Tuesday, 7 January 2020

2d per pint extra for high gravity beer

One of the unique features of tax rises in the first half of the 20th century is that they usually amounted to an increase in 1d per pint, retail.

At least that's what was usually claimed. But, as the tax was related to the gravity of the beer, the situation was, in reality, more complicated. The 1d was based on average strength beer. Obviously the increase would be greater for a beer of greater strength.

As a result of the new Budget tax, higher gravity beers will be increased 2d. a pint, and not 1d. per pint as had been generally understood.

At a meeting of Derby and District Bottlers' Association yesterday the chairman said that it was very necessary to make it clear to the public that the new tax was on a gravity basis and that gravity beers are affected to a much greater degree than 1d. a pint.

The meeting fixed prices as under for Guinness Extra Stout, Bass Pale Ale, Worthington I.P.A., and Younger's No. 3 Scotch Ale delivered for home consumption as from Monday next: Bass, Worthington and Younger's, 12s. 6d. per doz. pints, 6s. 6d. per doz. half pints, 5s. per doz. nips. Guinness E.S., 11s. 4d., 6s. 2d., and 4s. 10d. respectively.

Gravity of beer depends on the amount of alcohol, hops, malt, and barley contained. A higher gravity beer is essentially a brewed beer with a higher percentage of these ingredients than the cheaper and chemically treated kind. In most cases brewers use "X's" to indicate the strength of their ales and stouts, and those that will go up by only 1d. pint are, generally speaking, those denoted by one X." "
Derby Daily Telegraph - Saturday 27 April 1940, page 3.
I understand the basic principle. But were the beers mentioned really so strong that the tax increase was 2d per pint? Why don't we take a look?

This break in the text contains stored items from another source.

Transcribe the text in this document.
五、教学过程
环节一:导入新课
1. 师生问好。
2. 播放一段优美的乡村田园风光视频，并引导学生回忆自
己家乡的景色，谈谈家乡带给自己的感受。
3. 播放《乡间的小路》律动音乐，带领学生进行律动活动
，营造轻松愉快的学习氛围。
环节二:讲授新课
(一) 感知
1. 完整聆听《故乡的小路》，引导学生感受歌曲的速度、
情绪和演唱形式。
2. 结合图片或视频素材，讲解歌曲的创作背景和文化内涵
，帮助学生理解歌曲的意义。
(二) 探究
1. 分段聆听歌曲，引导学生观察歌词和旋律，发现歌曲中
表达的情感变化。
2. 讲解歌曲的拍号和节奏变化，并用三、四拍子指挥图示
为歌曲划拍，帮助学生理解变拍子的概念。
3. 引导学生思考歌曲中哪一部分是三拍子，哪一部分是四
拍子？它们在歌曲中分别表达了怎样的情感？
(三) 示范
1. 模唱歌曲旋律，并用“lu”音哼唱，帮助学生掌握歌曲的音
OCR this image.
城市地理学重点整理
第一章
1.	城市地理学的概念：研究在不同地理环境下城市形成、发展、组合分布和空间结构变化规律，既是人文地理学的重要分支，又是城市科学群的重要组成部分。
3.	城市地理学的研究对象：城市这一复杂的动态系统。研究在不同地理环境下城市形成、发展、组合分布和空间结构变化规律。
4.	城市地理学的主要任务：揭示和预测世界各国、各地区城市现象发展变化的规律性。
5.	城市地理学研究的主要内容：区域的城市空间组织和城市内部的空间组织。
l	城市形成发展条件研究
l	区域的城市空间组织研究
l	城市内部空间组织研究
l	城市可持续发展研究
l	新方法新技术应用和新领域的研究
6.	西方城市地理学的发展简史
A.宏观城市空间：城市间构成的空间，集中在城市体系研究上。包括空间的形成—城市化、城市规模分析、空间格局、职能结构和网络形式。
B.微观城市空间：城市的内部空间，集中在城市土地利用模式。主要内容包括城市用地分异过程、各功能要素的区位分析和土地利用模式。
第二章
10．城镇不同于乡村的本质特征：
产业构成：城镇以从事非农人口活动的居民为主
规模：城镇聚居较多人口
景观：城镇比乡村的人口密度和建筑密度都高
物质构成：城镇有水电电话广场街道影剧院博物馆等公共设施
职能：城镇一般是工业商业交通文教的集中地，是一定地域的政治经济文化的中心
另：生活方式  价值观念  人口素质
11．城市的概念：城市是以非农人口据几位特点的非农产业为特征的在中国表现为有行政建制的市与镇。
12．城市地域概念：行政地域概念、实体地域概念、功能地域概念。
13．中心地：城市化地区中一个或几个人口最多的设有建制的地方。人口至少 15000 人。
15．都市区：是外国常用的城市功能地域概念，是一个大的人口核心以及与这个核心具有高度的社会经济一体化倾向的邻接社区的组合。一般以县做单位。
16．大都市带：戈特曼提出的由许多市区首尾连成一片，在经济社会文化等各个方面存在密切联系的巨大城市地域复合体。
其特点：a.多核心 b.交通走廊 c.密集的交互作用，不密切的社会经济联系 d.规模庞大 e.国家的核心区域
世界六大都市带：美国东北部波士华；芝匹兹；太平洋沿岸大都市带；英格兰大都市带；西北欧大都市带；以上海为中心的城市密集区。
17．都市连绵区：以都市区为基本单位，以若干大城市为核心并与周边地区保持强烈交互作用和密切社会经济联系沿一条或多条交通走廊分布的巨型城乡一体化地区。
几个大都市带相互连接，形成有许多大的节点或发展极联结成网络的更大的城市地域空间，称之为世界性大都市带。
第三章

The increase in April 1940 was from 104 shillings per standard barrel to 135 shillings. A standard barrel being 36 Imperial gallons at 1055º. Luckily, I know the gravity of all four beers mentioned. They were all well above average strength, but nothing like double as strong.

Looking at the table below, you'll see that the increase in tax for an average strength beer was about 1d per pint. For the four higher-gravity beers, it's more like 1.25d.

Effect of April 1940 tax increase
Beer Tax in shillings OG tax per barrel (shillings) tax per pint (d.)
Average OG beer 104 1041 77.53 3.23
Average OG beer 135 1041 100.64 4.19
Bass Pale Ale 104 1056 105.89 4.41
Bass Pale Ale 135 1056 137.45 5.73
Guinness Extra Stout 104 1054 102.11 4.25
Guinness Extra Stout 135 1054 132.55 5.52
Worthington IPA 104 1055 104.00 4.33
Worthington IPA 135 1055 135.00 5.63
Younger's No. 3 104 1052 98.33 4.10
Younger's No. 3 135 1052 127.64 5.32
1955 Brewers' Almanack, pages 50 & 80.
Truman Gravity Book held at the London Metropolitan Archives, document number B/THB/C/252.
Whitbread Gravity book held at the London Metropolitan Archives, document number LMA/4453/D/02/001.
William Younger brewing record held at the Scottish Brewing Archive, document number WY/6/1/2/76.

Looks like the bottlers were taking the piss.

Given that the four beers were of very similar gravities, I wonder why Guinness Extra Stout was cheaper? What do the beers have in common? They were all nationally available.


Jeff Renner said...

What was “chemically treated” beer?

Ron Pattinson said...


I've absolutely no idea what they mean by that.

Anonymous said...

I'm having trouble getting a good link, but Google Books has "The Mark Lane Express" from April 11 1898 which refers to bisulphate of lime used in "chemically treated" beer.

Searching around a bit, bisulphate of lime appears to be an antioxidizing additive, and some people objected to its taste and smell. Obviously there might be other additives that were considered chemical treatments too.

qq said...

Bisulph_i_te of lime was patented by Henry Medlock in 1861 as an early version of Camden tablets, and you can imagine that people would object if you overdid the sulphite addition.